BPS Erie Tiawaningrum
Bidan ini dikenal juga dengan nama Bidan Erie Mardjoko. Bermula dari sulitnya mencari tenaga kesehatan yang sejalan dengan konsep kami dan praktik di Jakarta atau Depok, akhirnya suami saya mulai bertanya ke teman-temannya soal Bidan yang sesuai dengan konsep kami. Karena yang kami tahu hanya ada di Bali dan Klaten, dan ini tidak memungkinkan kami untuk kesana. Setelah tanya kesana kemari, akhirnya suami mendapat rekomendasi dari temannya untuk datang ke Bidan Erie. Lalu kami cari tahu lokasinya, dan ternyata tidak terlalu jauh dari tempat tinggal kami saat itu, ya kira-kira dapat ditempuh dengan motor kurang lebih 40 menit dan dengan mobil kurang lebih 60 menit. Kliniknya terletak di daerah Citayam, tidak jauh dari Stasiun Kereta Api Citayam, lokasi kliniknya memang cukup sulit ditemui. Pertama kali saya cek kehamilan di Klinik ini sambutannya sangat ramah dan membuat nyaman dan tenang. Banyak pertanyaan yang saya lontarkan ke Bidan Erie dan dijawab dengan lengkap dan santai, sehingga membuat saya tidak khawatir dan tidak merasa diintervensi. Pengalaman pertama  ini membuat saya ingin datang lagi untuk kontrol kehamilan, selain itu Bidan Erie juga mengajak saya untuk ikut yoga (prenatal yoga) sebelum kontrol. Ketika itu saya memiliki keyakinan kalau Bidan inilah yang akan mendampingi saya bersalin, dan ternyata benar! Banyu, anak pertama saya lahir di Klinik Bidan Erie dengan lembut, nyaman, ramah jiwa dan penuh cinta kasih.

RSB Asih
Awalnya saya dan suami tidak berencana untuk melakukan USG, namun karena rasa bersalah saya kepada janin yang ada di rahim maka akhirnya kami memutuskan untuk melakukan USG. (Baca juga: Intuisi).
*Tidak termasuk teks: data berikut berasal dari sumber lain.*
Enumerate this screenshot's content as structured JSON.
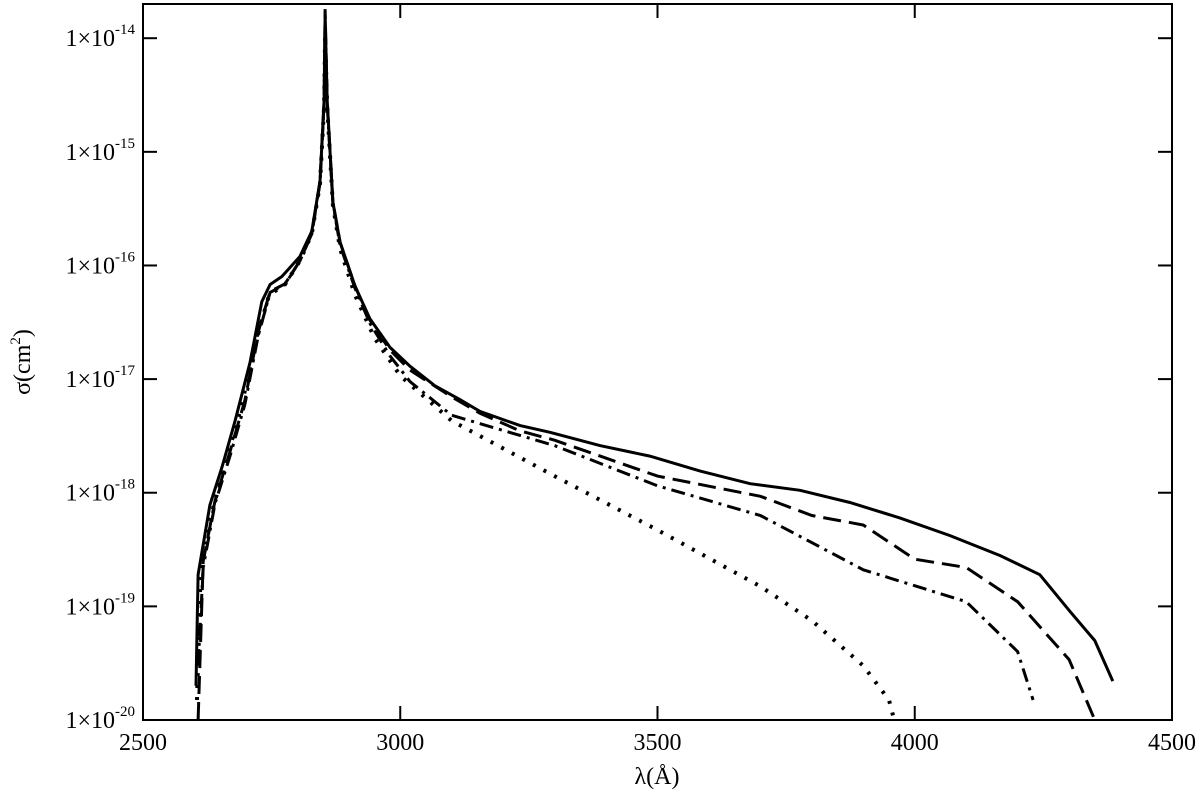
{
  "chart_data": {
    "type": "line",
    "xlabel": "λ(Å)",
    "ylabel": {
      "text": "σ(cm",
      "sup": "2",
      "end": ")"
    },
    "xlim": [
      2500,
      4500
    ],
    "xticks": [
      2500,
      3000,
      3500,
      4000,
      4500
    ],
    "ylim": [
      1e-20,
      2e-14
    ],
    "yscale": "log",
    "yticks": [
      {
        "value": 1e-20,
        "label": "1×10",
        "sup": "-20"
      },
      {
        "value": 1e-19,
        "label": "1×10",
        "sup": "-19"
      },
      {
        "value": 1e-18,
        "label": "1×10",
        "sup": "-18"
      },
      {
        "value": 1e-17,
        "label": "1×10",
        "sup": "-17"
      },
      {
        "value": 1e-16,
        "label": "1×10",
        "sup": "-16"
      },
      {
        "value": 1e-15,
        "label": "1×10",
        "sup": "-15"
      },
      {
        "value": 1e-14,
        "label": "1×10",
        "sup": "-14"
      }
    ],
    "series": [
      {
        "color": "#000000",
        "dash": "solid",
        "x": [
          2603,
          2607,
          2630,
          2654,
          2679,
          2708,
          2731,
          2747,
          2770,
          2805,
          2828,
          2844,
          2852,
          2854,
          2858,
          2869,
          2883,
          2912,
          2941,
          2980,
          3019,
          3068,
          3116,
          3155,
          3233,
          3291,
          3388,
          3485,
          3583,
          3680,
          3777,
          3874,
          3971,
          4068,
          4166,
          4243,
          4302,
          4350,
          4385
        ],
        "values": [
          2e-20,
          1.9e-19,
          7.8e-19,
          1.7e-18,
          4.3e-18,
          1.4e-17,
          4.8e-17,
          6.8e-17,
          8e-17,
          1.2e-16,
          2e-16,
          5.5e-16,
          2.8e-15,
          1.6e-14,
          2.8e-15,
          3.6e-16,
          1.6e-16,
          6.6e-17,
          3.4e-17,
          1.9e-17,
          1.3e-17,
          8.7e-18,
          6.6e-18,
          5.2e-18,
          3.9e-18,
          3.4e-18,
          2.6e-18,
          2.1e-18,
          1.55e-18,
          1.2e-18,
          1.05e-18,
          8.2e-19,
          6e-19,
          4.2e-19,
          2.8e-19,
          1.9e-19,
          9e-20,
          5e-20,
          2.2e-20
        ]
      },
      {
        "color": "#000000",
        "dash": "dashed",
        "x": [
          2607,
          2617,
          2640,
          2669,
          2698,
          2724,
          2747,
          2776,
          2805,
          2828,
          2844,
          2852,
          2854,
          2858,
          2869,
          2883,
          2912,
          2941,
          2980,
          3019,
          3097,
          3155,
          3233,
          3300,
          3500,
          3700,
          3800,
          3900,
          4000,
          4100,
          4200,
          4300,
          4350
        ],
        "values": [
          1e-20,
          2.5e-19,
          8.5e-19,
          2.3e-18,
          6.5e-18,
          2.6e-17,
          5.9e-17,
          6.9e-17,
          1.1e-16,
          1.9e-16,
          5.5e-16,
          2.8e-15,
          1.8e-14,
          2.8e-15,
          3.6e-16,
          1.6e-16,
          6.6e-17,
          3.3e-17,
          1.8e-17,
          1.2e-17,
          7.1e-18,
          5e-18,
          3.5e-18,
          2.9e-18,
          1.4e-18,
          9.3e-19,
          6.3e-19,
          5.2e-19,
          2.6e-19,
          2.2e-19,
          1.1e-19,
          3.4e-20,
          1e-20
        ]
      },
      {
        "color": "#000000",
        "dash": "dashdot",
        "x": [
          2607,
          2617,
          2640,
          2669,
          2698,
          2724,
          2747,
          2776,
          2805,
          2828,
          2844,
          2852,
          2854,
          2858,
          2869,
          2883,
          2912,
          2941,
          2980,
          3019,
          3100,
          3300,
          3500,
          3700,
          3900,
          4100,
          4200,
          4230
        ],
        "values": [
          3e-20,
          2.2e-19,
          8e-19,
          2.1e-18,
          6e-18,
          2.4e-17,
          5.8e-17,
          6.8e-17,
          1.1e-16,
          1.9e-16,
          5.3e-16,
          2.6e-15,
          1.4e-14,
          2.6e-15,
          3.5e-16,
          1.5e-16,
          6.3e-17,
          3.1e-17,
          1.6e-17,
          9.5e-18,
          4.8e-18,
          2.6e-18,
          1.15e-18,
          6.3e-19,
          2.1e-19,
          1.1e-19,
          4e-20,
          1.5e-20
        ]
      },
      {
        "color": "#000000",
        "dash": "dotted",
        "x": [
          2605,
          2612,
          2635,
          2660,
          2690,
          2720,
          2745,
          2776,
          2805,
          2828,
          2844,
          2852,
          2854,
          2858,
          2869,
          2883,
          2912,
          2950,
          3000,
          3100,
          3300,
          3500,
          3700,
          3800,
          3900,
          3950,
          3960
        ],
        "values": [
          1.5e-20,
          2e-19,
          7e-19,
          1.8e-18,
          5.5e-18,
          2.2e-17,
          5.5e-17,
          6.8e-17,
          1.1e-16,
          1.9e-16,
          5.2e-16,
          2.5e-15,
          1e-14,
          2.5e-15,
          3.4e-16,
          1.4e-16,
          5.5e-17,
          2.3e-17,
          1.07e-17,
          4.3e-18,
          1.4e-18,
          4.7e-19,
          1.5e-19,
          7.5e-20,
          3e-20,
          1.5e-20,
          1e-20
        ]
      }
    ]
  }
}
Karena tingkat kepercayaan saya terhadap Dokter rendah, jadi saya tidak tahu akan ke RS mana dan ke SPOG siapa. Saya sempat bertanya ke teman-teman mengenai Dokter yang pro-normal, tetapi malah membuat saya galau. Akhirnya saya dan suami meminta rekomendasi Bidan Erie. RSB Asih dan bertemu dengan dr. Musa adalah jawaban atas rekomendasi Bidan Erie kepada kami. Di minggu ke 27 saya pertama kali melakukan USG di RSB Asih, dan syukurlah hasilnya bahwa janin saya sehat dan pelayanan dari RS dan Dokternya juga memuaskan. Saya seperti ketika saya memutuskan untuk memilih Bidan Erie menjadi pendamping persalinan, saya juga memilih dr. Musa sebagai SPOG tempat saya cek kehamilan.

Klinik Bd. Jea***
Namanya juga manusia yang tidak ada puasnya, meskipun saya sudah merasa cocok di Bidan Erie dan dr. Musa. Namun saya tergoda untuk ke Bd. Jea***, ini dikarenakan rekomendasi dari teman-teman di grup yang mengatakan bahwa di Bidan ini melayani USG dengan tarif Rp.60.000,- (sudah termasuk konsultasi dengan Bd. Jea*** dan USG tanpa cetak). Pengalaman pertama kali ke Klinik yang berlokasi di Depok ini membuat saya dan suami berkesan, Bidan yang ramah dengan penjelasan yang komprehensif. Ini membuat kami ingin kontrol kesana lagi. Tetapi ternyata dipertemuan kedua sangat berbeda sekali dengan pertemuan pertama. Bidannya hanya menjelaskan singkat mengenai kondisi janin saya, dan ketika saya bertanya mengenai tetesan air yang sering keluar dari vagina saya, apakah itu air seni atau air ketuban? Bidan tersebut langsung menjawab “Saya tidak tahu itu apa, mungkin rembesan air ketuban, tapi untuk kepastiannya saya periksa dulu. Nanti kalau keluar lagi kesini aja untuk saya cek, karena yang tahu itu air ketuban atau bukan hanya saya”. Suami langsung ikut bertanya “Jadi kami tidak bisa tahu apakah itu air ketuban atau bukan Bu?”. Bd. Jea*** menekankan lagi kalau hanya dia yang tahu apakah itu air ketuban atau bukan. Sepulang dari sana suami langsung mengatakan ke saya untuk tidak perlu kontrol kesana lagi, karena pertanyaan saya dijawab seperti itu oleh Bidannya. Saya sempat jadi kepikiran atas ucapan Bd. Jea*** mengenai air ketuban yang ngerembes. Melihat keresahan itu, suami saya langsung menjelaskan kalau sebenarnya kita bisa tahu apakah itu air ketuban atau bukan dengan menggunakan kertas lakmus. “Ingat nggak, Bidan Yessie pernah ngejelasin kalau kita nggak perlu panik untuk tahu itu air ketuban atau bukan, karena ketuban keluar tidak sedikit-sedikit dan kita bisa cek juga pakai kertas lakmus”. Setelah kejadian itu, kami tidak kembali ke Bidan ini lagi.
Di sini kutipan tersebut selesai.